My point was that one should avoid dynamic dispatch in hot code in the
first place. Otherwise you're healing a dead horse. Argument passing has
little effect compared to a failure to predict the jump target. Even
when the target is known statically (i.e. non-virtual function call) the
effect of the call can be significant if it's on the hot path -
regardless of the calling convention.
>> If that code is unimportant then why do you care?
> Already explained above - precisely because it is unimportant it is
> important that it be compiled for size (and possibly moved to the 'cold'
> section of the binary) to minimise its impact on the performance of the
> code that does matter; loading speed of the binary; virtual memory; disk
> space, fragmentation and IO...
I think, you're reaching here. Modern OSs don't 'load' binaries, but map
them into address space. The pages are loaded on demand, and the typical
page size is 4k - you'd have to save at least 4k of code to measure the
difference, let alone feel it. Virtual address space is not an issue,
unless you're on a 32-bit system, which is only wide spread in the
embedded area. The disk space consumption by data exceeds code by
magnitudes, which in turn shows on IO, memory and other related stuff.
And the net effect of these optimization attributes on a real program is
yet to be seen.
>> Simply organizing code into functions properly and using
>> BOOST_LIKELY/UNLIKELY where needed will do the thing.
> No it will not (at least not w/o PGO)
These hints don't require PGO; they work without it.

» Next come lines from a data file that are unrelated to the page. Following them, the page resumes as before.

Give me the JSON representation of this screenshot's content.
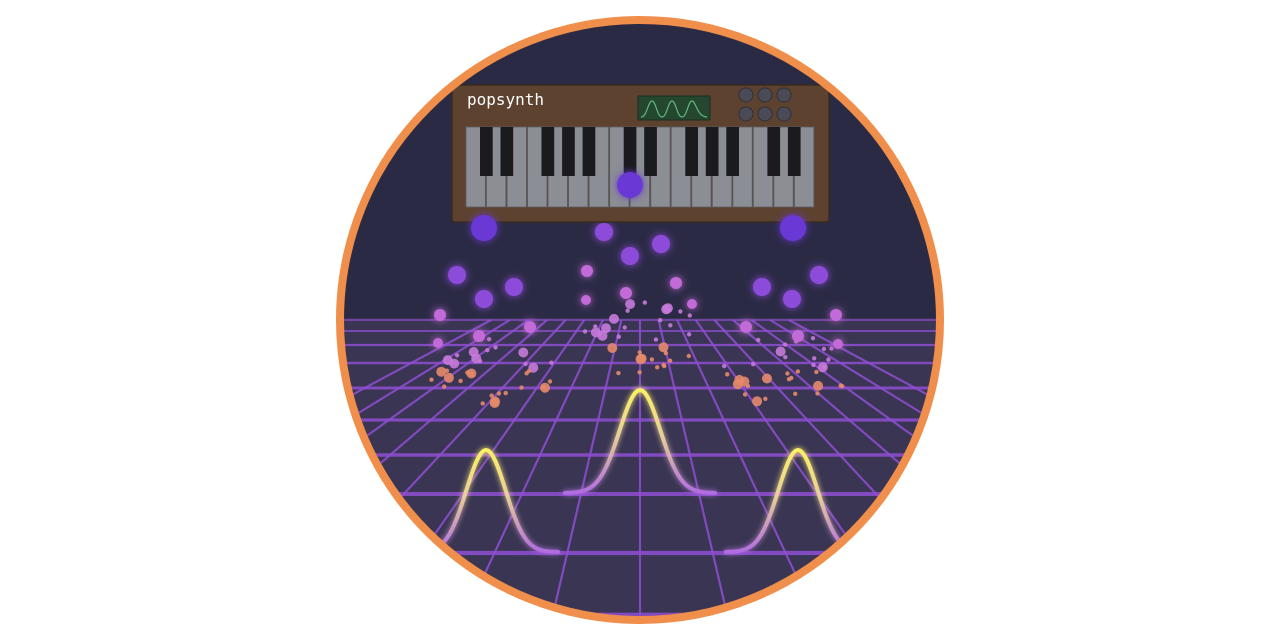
{
  "synth": {
    "brand": "popsynth",
    "knob_count": 6,
    "white_key_count": 17
  },
  "colors": {
    "ring": "#ef8f4b",
    "background": "#2b2a45",
    "floor": "#393552",
    "grid": "#8f4ed2",
    "synth_body": "#5d4230",
    "white_key": "#8b8e94",
    "black_key": "#1b1b1f",
    "knob": "#4a4b57",
    "screen": "#25472f",
    "screen_wave": "#5fb77e",
    "note_orb": "#6b38d4",
    "particle": "#b565dd",
    "wave_peak": "#fbef67",
    "wave_base": "#b06ce0"
  },
  "icons": [
    "synthesizer-icon",
    "waveform-screen-icon",
    "knob-icon",
    "note-orb-icon",
    "sound-wave-icon",
    "perspective-grid-icon"
  ]
}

> as the compiler cannot deduce
> these things (except for simple scenarios like assuming all noreturn
> functions are cold)...and saying that we can/should then help it with
> BOOST_LIKELY while arguing that we shouldn't help it with
> BOOST_COLD/MINSIZE/OPTIMIZE_FOR_* is 'beyond self contradicting'...
The difference is the amount of effort you have to put into it and the
resulting portability and effect.
The other difference is in the amount of control the user has over the
resulting code compilation. This important point you seem to disregard.
>> What I was saying is that it's the user who has to decide whether to
>> build your code for size or for speed or for debug. That includes the
>> parts of the code that you, the library author, consider performance
>> critical or otherwise.
> I'm sorry I fail to take this as anything else than just pointless
> nagging for the sake of nagging (and we are not talking about debug
> builds here).
I am talking about debud builds in particular. If I build a debug
binary, I want to be able to step through every piece of code, including
the ones you marked for speed. If I build for binary size, I want to
miminize size of all code, including the one you marked. I don't care
for speed in either of these cases.
>> You may want to restrict his range of choices, e.g. when a certain
>> optimization breaks your code.
> More strawman 'ivory towering'...how exactly am I restrictring anyones
> choices? A real world example please?
Read that quote again, please.
For example, if your code relies on strict IEEE 754 you may want to mark
the function with -fno-fast-math. Or if your library is broken with LTO
on gcc older than 5.1 (like Boost.Log, for instance) you might want to
add -fno-lto to your library build scripts. Thing is there are so many
things that may potentially break the code, most of which you and I are
simply unaware of that this kind of defensive practice just isn't practical.